Sun and Beach in South Baja
Southern Baja is a popular destination known for its year-round warm weather warm, turquoise blue waters and white sand beaches. Los Cabos International Airport is well connected to cities across the U.S. Once you arrive, you can head to either of the two main cities located only a few minutes away—Cabo San Lucas and San Jose del Cabo.
Cabo San Lucas
Cabo San Lucas is a haven for those who like to swim, kayak, fish, snorkel, sail or just relax at the beach. Most resorts and timeshares are located in the southern tip of Baja California Sur near Cabo San Lucas.

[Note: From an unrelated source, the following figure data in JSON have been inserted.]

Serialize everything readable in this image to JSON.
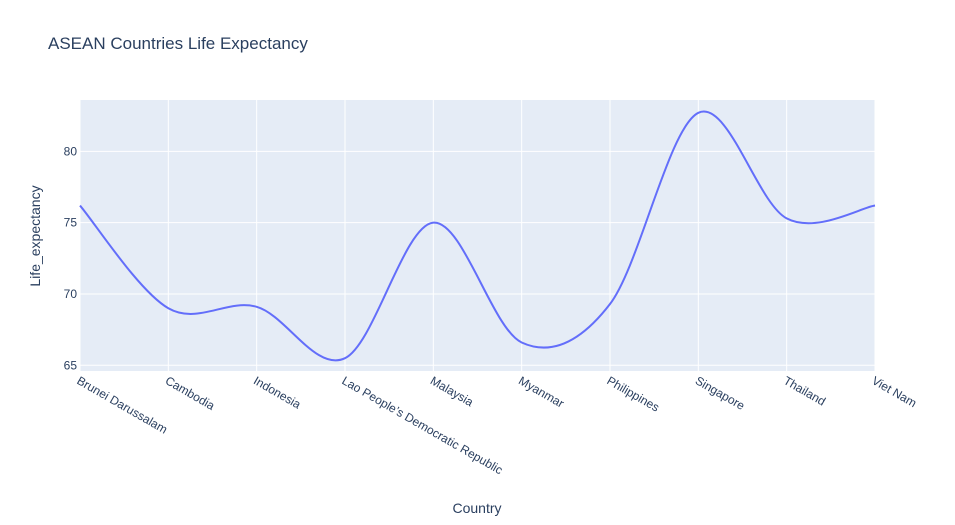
{
  "chart_data": {
    "type": "line",
    "title": "ASEAN Countries Life Expectancy",
    "xlabel": "Country",
    "ylabel": "Life_expectancy",
    "categories": [
      "Brunei Darussalam",
      "Cambodia",
      "Indonesia",
      "Lao People’s Democratic Republic",
      "Malaysia",
      "Myanmar",
      "Philippines",
      "Singapore",
      "Thailand",
      "Viet Nam"
    ],
    "series": [
      {
        "values": [
          76.2,
          69.0,
          69.1,
          65.5,
          75.0,
          66.6,
          69.3,
          82.7,
          75.3,
          76.2
        ]
      }
    ],
    "yticks": [
      65,
      70,
      75,
      80
    ],
    "ylim": [
      64.6,
      83.6
    ],
    "line_shape": "spline",
    "grid": true,
    "colors": {
      "line": "#636efa",
      "plot_bg": "#e5ecf6",
      "grid": "#ffffff",
      "text": "#2a3f5f"
    }
  }
}
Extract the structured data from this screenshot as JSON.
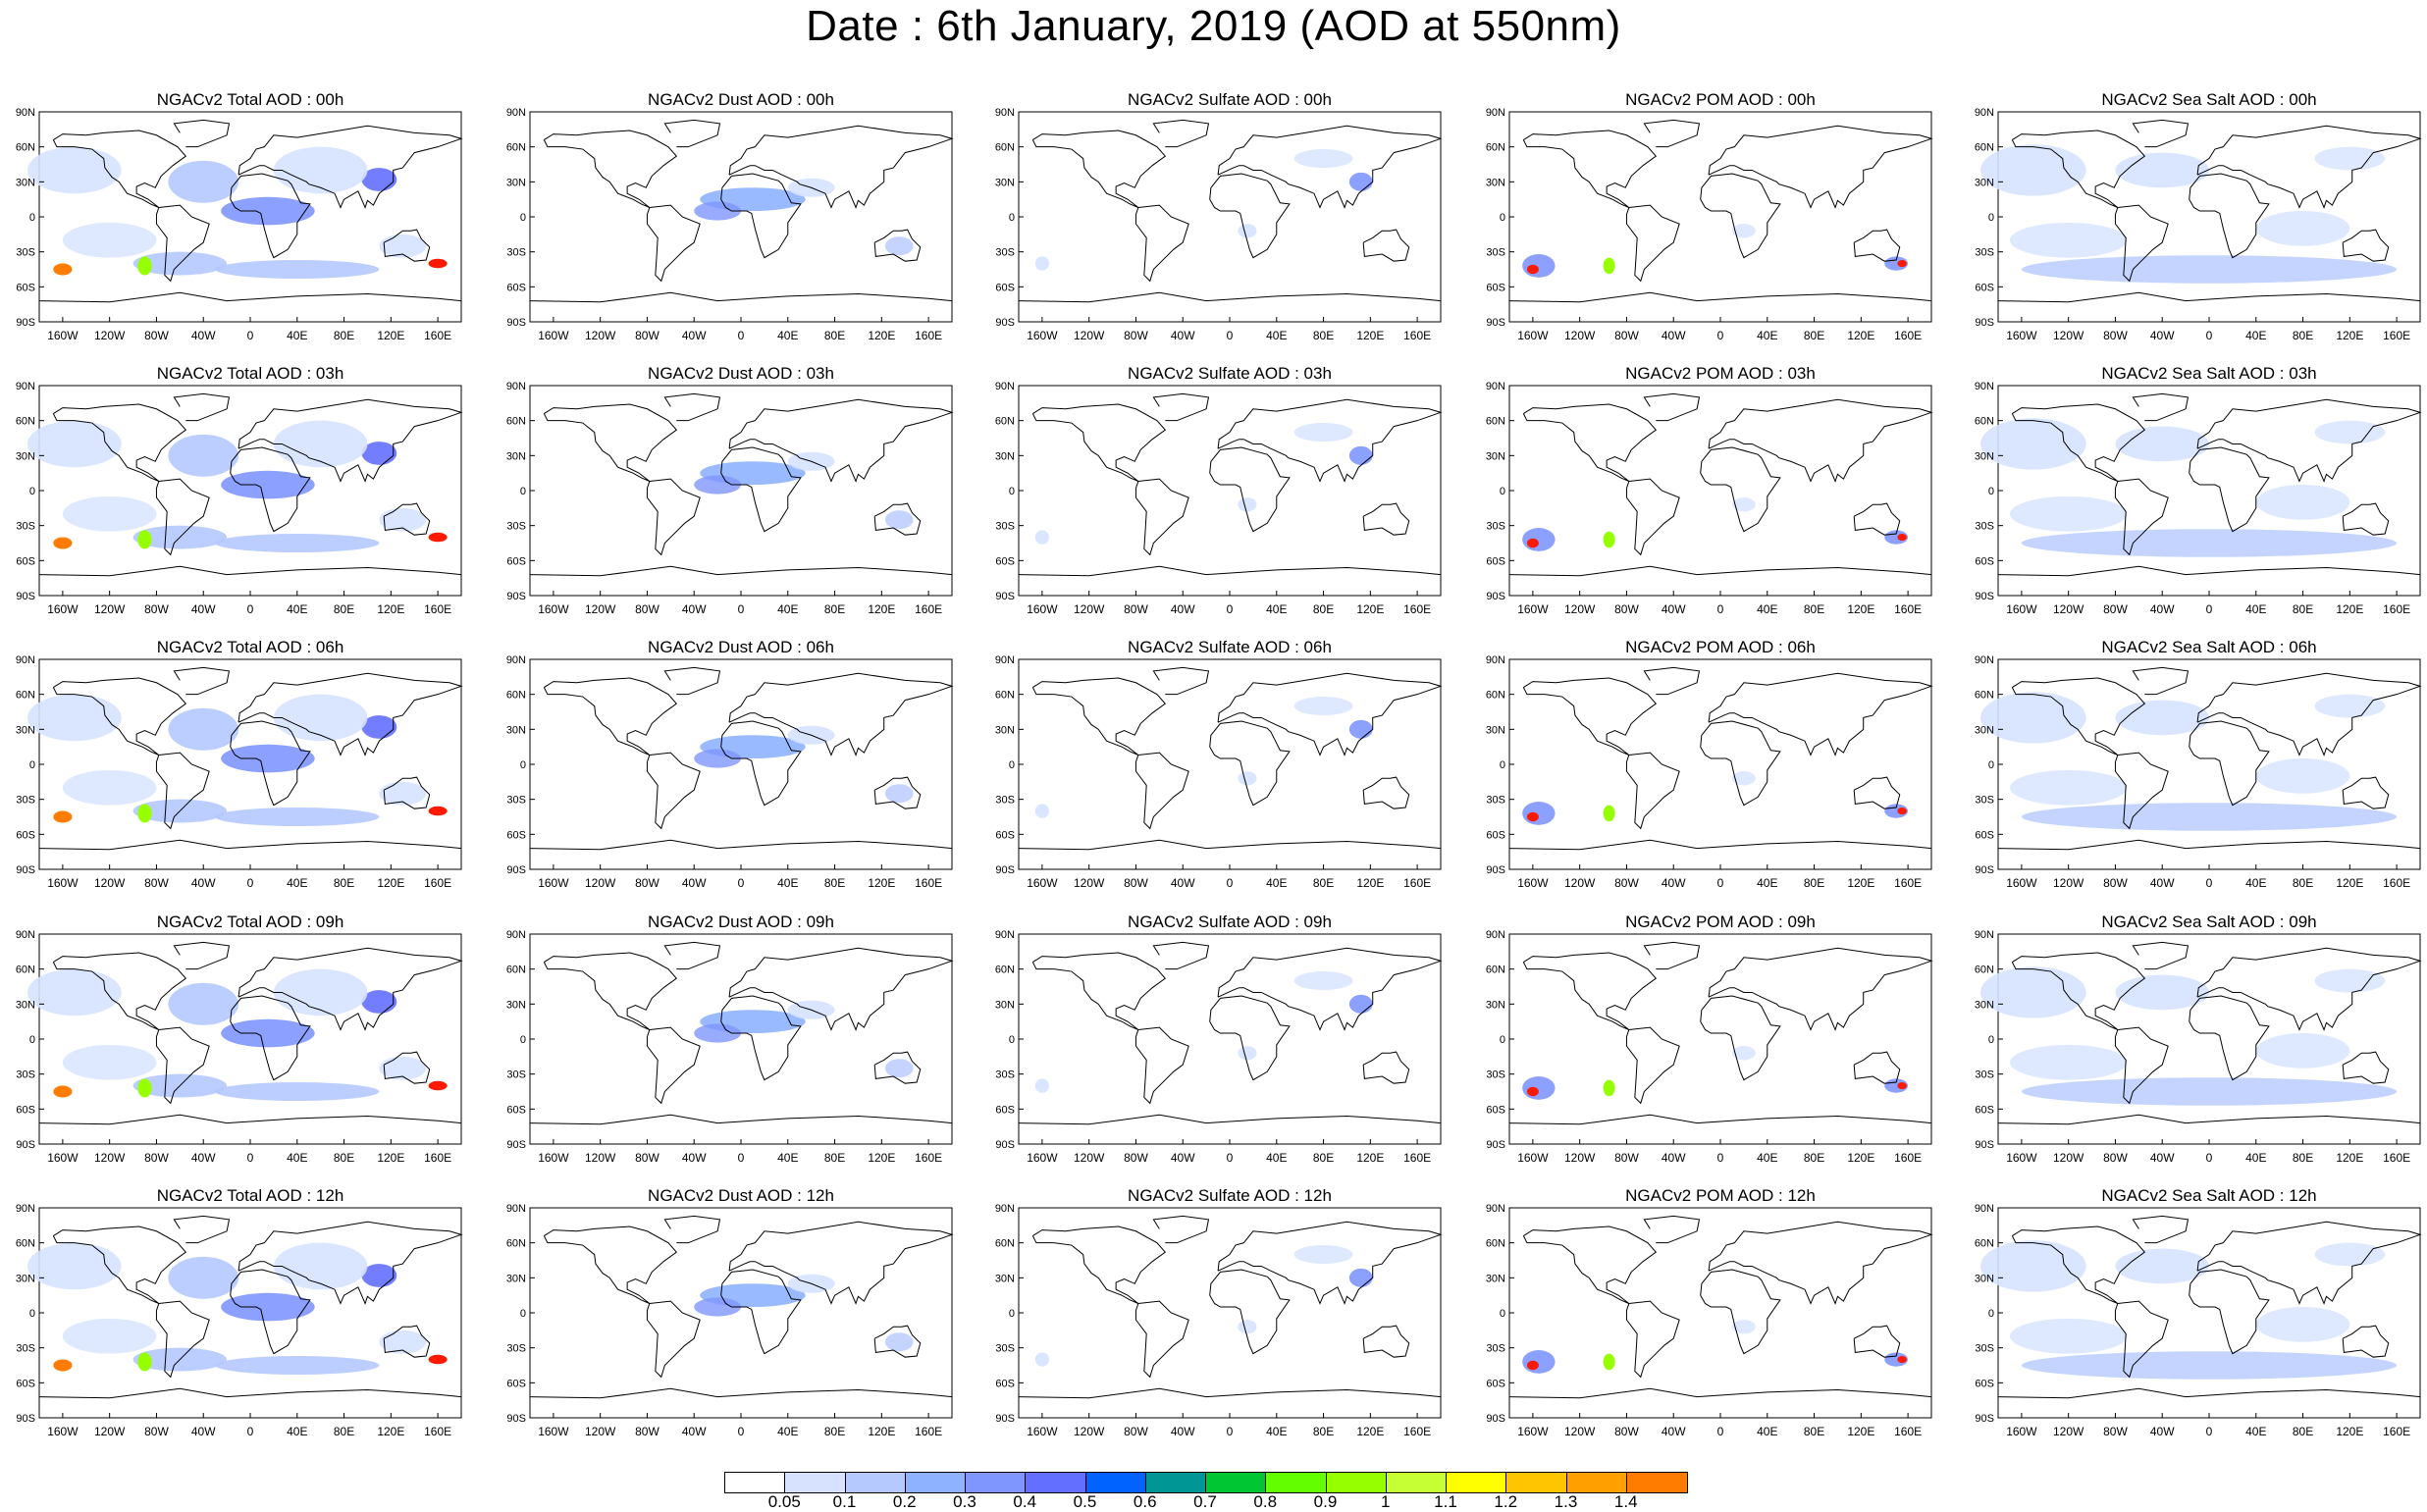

The luxurious The Cape – A Thompson Hotel overlooks the Sea of Cortez and granite formations called El Arco. Local architects and artists partnered to design the hotel that blends in with the surroundings and maintains a vibrant 1960s Baja-meets-Southern California vibe. Start your day with a swim in the infinity pool, walk along the secluded beach and dine at Manta, an Asian-Peruvian-Mexican fusion restaurant.
The marina at Cabo San Lucas is dotted with bars, restaurants and shopping. This is also a meeting point for most tours, including snorkel and sightseeing sails. A must is to cruise along Land’s End with a local operator, Pez Gato. They offer smaller group excursions so you can have a safe and leisure experience watching the colorful marine life in the shallow waters at Santa Maria Bay.
San Jose del Cabo
The neighboring city of San Jose del Cabo is more historic. Colorful buildings located along cobblestone streets offer the authenticity of an old Spanish town. Here you are less likely to be bothered by peddlers as local families stroll through the main square across the Parroquia San José (a mission church).
There are lots of art galleries, boutique shops, bars and cafés within walking distance. But the main reason to come to San Jose del Cabo is for the food. Unlike San Lucas, there are more Mexican mom and pop restaurants here specializing in tacos, seafood, margaritas and churros.
To discover some of the best architectural and culinary secrets of the area, take a guided walking food tour with Juan More Taco, a locally-owned and operated tour company.
Baja California is one of the safest places in Mexico. No matter which part you choose to explore first, you will find that the people are friendly and welcoming, taking pride in their land and culture.